The bond that exists between the captor/abuser and his or her victim is strong and can compel the victim to stay with (or otherwise support the actions of the abuser) when the need to run is blatantly obvious to everyone but the victim. The investment that one has made in the relationship directly impacts the ability to recognize the negative or threatening aspects of the association. This also affects the ability to either correct or flee.

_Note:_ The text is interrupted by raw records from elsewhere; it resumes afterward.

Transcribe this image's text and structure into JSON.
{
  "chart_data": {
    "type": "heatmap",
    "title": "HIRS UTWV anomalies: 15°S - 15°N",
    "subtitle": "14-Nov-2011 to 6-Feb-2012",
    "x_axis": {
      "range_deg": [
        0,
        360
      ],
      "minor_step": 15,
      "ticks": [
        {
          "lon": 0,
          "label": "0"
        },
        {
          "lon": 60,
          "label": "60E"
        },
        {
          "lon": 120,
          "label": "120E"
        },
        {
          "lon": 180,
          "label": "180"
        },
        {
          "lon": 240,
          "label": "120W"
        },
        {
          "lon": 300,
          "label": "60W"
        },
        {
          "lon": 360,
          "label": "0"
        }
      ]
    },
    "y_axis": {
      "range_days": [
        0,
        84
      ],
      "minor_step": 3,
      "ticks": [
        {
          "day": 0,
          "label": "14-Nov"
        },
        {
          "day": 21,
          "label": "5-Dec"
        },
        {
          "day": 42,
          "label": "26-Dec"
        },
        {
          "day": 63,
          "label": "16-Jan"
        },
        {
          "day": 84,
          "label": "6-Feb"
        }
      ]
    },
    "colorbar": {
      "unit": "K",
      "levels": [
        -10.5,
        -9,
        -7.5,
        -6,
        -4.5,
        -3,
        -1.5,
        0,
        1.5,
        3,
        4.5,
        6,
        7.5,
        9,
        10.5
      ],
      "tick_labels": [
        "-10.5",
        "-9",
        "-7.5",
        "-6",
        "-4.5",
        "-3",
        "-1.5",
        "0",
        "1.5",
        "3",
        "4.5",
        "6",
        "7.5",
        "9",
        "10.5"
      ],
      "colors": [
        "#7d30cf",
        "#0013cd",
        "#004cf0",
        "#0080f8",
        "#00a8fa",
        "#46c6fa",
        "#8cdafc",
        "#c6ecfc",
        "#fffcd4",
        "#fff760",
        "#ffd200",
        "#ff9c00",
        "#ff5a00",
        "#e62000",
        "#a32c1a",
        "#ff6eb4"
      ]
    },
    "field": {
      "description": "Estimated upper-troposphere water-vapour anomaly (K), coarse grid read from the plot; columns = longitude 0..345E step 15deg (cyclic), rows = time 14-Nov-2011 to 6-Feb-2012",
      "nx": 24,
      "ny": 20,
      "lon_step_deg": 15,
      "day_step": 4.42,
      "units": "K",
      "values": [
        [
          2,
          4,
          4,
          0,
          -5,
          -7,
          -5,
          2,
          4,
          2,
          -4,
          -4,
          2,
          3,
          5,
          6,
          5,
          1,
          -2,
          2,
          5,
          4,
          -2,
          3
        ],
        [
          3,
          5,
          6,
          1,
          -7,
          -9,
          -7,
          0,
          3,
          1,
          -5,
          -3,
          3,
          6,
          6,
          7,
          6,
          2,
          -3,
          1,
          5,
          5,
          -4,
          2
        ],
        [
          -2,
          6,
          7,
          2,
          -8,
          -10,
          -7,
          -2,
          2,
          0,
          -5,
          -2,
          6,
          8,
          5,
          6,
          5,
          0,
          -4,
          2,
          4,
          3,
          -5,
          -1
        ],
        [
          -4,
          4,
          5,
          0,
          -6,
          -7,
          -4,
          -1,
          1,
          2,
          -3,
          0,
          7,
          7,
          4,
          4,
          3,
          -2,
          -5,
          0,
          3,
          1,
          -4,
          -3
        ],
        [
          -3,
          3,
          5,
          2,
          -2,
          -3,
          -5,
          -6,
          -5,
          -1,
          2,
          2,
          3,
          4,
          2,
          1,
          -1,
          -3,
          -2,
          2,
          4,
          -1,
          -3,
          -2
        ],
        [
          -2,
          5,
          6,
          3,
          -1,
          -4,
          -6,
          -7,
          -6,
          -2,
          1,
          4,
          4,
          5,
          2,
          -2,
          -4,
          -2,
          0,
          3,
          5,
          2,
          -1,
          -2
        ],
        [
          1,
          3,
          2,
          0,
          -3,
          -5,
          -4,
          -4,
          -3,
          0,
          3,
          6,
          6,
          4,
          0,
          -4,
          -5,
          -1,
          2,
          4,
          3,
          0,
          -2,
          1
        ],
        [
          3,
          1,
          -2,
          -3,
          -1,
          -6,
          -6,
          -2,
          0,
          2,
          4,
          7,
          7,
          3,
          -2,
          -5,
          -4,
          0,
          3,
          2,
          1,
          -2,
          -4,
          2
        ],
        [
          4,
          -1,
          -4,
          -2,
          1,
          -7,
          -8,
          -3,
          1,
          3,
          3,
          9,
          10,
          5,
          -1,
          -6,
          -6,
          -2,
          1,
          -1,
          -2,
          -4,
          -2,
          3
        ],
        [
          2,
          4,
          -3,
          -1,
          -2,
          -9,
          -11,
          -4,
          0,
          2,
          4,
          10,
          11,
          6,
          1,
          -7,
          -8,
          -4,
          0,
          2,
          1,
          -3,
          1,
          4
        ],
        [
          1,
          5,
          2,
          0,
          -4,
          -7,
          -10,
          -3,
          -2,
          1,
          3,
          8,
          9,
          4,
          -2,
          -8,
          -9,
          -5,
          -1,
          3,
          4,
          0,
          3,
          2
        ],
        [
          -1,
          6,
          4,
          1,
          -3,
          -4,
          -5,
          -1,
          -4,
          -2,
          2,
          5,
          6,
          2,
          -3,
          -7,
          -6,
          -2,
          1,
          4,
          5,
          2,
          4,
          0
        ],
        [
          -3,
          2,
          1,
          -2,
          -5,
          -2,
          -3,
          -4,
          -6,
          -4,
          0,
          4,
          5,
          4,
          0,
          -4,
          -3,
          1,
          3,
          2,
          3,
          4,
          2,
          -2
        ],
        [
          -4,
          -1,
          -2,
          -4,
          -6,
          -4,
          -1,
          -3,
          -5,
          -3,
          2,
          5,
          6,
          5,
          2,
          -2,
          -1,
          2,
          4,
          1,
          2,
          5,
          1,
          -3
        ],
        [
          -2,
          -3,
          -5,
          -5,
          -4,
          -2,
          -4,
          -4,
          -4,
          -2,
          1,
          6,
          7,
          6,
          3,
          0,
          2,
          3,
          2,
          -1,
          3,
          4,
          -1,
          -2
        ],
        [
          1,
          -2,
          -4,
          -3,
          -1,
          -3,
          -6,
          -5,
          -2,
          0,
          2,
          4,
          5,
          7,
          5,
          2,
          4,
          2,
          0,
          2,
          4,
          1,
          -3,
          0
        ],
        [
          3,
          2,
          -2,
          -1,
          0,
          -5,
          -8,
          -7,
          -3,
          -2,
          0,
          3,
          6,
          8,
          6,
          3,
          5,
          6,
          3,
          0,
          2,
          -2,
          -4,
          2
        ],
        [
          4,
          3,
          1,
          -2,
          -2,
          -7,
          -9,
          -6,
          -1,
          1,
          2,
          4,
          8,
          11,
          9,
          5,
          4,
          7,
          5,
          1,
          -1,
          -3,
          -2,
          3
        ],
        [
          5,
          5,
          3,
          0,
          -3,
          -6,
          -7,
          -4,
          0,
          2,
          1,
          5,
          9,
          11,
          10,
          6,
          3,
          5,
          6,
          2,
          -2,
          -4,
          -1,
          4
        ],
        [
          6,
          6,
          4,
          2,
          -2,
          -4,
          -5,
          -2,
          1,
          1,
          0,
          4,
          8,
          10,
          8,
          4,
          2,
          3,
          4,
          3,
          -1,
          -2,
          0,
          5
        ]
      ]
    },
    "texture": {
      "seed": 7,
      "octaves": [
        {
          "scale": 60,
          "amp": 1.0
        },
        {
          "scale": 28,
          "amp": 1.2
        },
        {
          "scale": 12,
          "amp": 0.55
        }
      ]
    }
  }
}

A kidnap victim is told that if she tries to escape, she'll be killed. Wolfgang Priklopil, the Austrian kidnapper of then 10-year-old Natascha Kampusch, told his victim that he slept with grenades under his pillow and that the house in which she was held was wired with explosives, suggesting she would die if she tried to escape. Eight years later Kampusch finally jumped from a car in which she was traveling with her kidnapper and escaped. He later committed suicide by jumping in front of a train. Other victims are told that their family members and even their pets will be killed if they try to escape or that their "former" family had secretly arranged for their kidnapping or had otherwise moved on without a care in the world for the victim. For many kidnap victims, the need to survive may eventually develop into some type of dependency bond with their captor and their learned helplessness may eventually evolve into a type of misplaced love that could somehow be reciprocated by the kidnapper.
The bottom line is that staying alive can allow us to adopt to the worst of situations, something, perhaps, similar to women who are victims of domestic violence but do not try to leave or "escape" their abuser. The challenge for victims such as Jaycee Lee Dugard is to understand they did what they had to do to survive and that they have nothing to be ashamed of. This will take time and care and while some wounds never heal, time can help. In the case of Jaycee and her two daughters, none of whom attended school or saw a doctor or dentist or had any friends during their captivity, life and their position in the world outside of the tents and sheds they lived in for most or all of their lives will be a lengthy learning experience that will take years for them to process. And for the two monsters that are responsible for this travesty; their day in court will eventually come. As for me, this is just one more reason for a one-strike law for sexual predators that would prevent known offenders like Garrido from reoffending in such terrible ways.